The Masked Maniac (Matthew Howk) has a decently unique design, with a mask that looks like it’s been made out of bark, which gives a wild and mysterious air to the character. Whilst it may not hit all the right places like Jason’s design does, it certainly looks terrifying in the moody lighting. The Maniac’s movements are slow and brutal, akin to Jason and Michael Myers, but when missing shovel thrusts or being run over, and especially when walking up calmly to Clyde (Paul Gagnon) and standing beside him, it highlights the camp acting that’s present throughout the film. The acting from the whole cast, whilst not perfect, does capture that camp aesthetic and even allows for moments of severity and emotion that create some fantastic scenes. It hits comedy and horror where it needs to, never taking itself too seriously but not letting that get in the way of creating an atmosphere of terror.

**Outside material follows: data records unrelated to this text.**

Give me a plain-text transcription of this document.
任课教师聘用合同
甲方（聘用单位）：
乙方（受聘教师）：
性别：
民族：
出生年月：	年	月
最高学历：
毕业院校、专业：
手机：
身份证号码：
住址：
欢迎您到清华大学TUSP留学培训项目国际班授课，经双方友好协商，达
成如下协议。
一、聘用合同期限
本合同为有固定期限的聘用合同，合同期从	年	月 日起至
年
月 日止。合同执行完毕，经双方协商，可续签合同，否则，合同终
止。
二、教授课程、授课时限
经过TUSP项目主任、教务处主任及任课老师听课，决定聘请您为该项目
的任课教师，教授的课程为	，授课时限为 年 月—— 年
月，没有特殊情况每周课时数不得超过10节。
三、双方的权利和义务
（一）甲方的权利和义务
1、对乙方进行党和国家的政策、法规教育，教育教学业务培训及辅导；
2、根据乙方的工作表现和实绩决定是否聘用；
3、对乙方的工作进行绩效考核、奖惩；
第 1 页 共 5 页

The final moments of the film pose some questions, linking back to signs and foreshadowing from earlier, however we don’t get concrete answers in any way, however the colder ending does leave interpretation up to the viewer with what they gained from the signs in the film. An interesting way to end, it didn’t feel bad or like they were keeping anything from us despite the lack of explanation in some actions. A twist of sorts, where we find the true evil within the lake itself, comes as a nice followup to the rather comedic subversion of the ‘final girl’ trope present towards the end. From the start of action to the end of the film, Lake Nowhere keeps its foot on the gas, only letting up in the final moments to create a great atmosphere. The final sequences also provide the film’s best examples of imagery, ending on a fantastic high note with beautiful framing, costumes, and some incredibly creepy events paced perfectly. Evoking imagery similar to Goodnight Mommy, this film leaves such a good taste behind.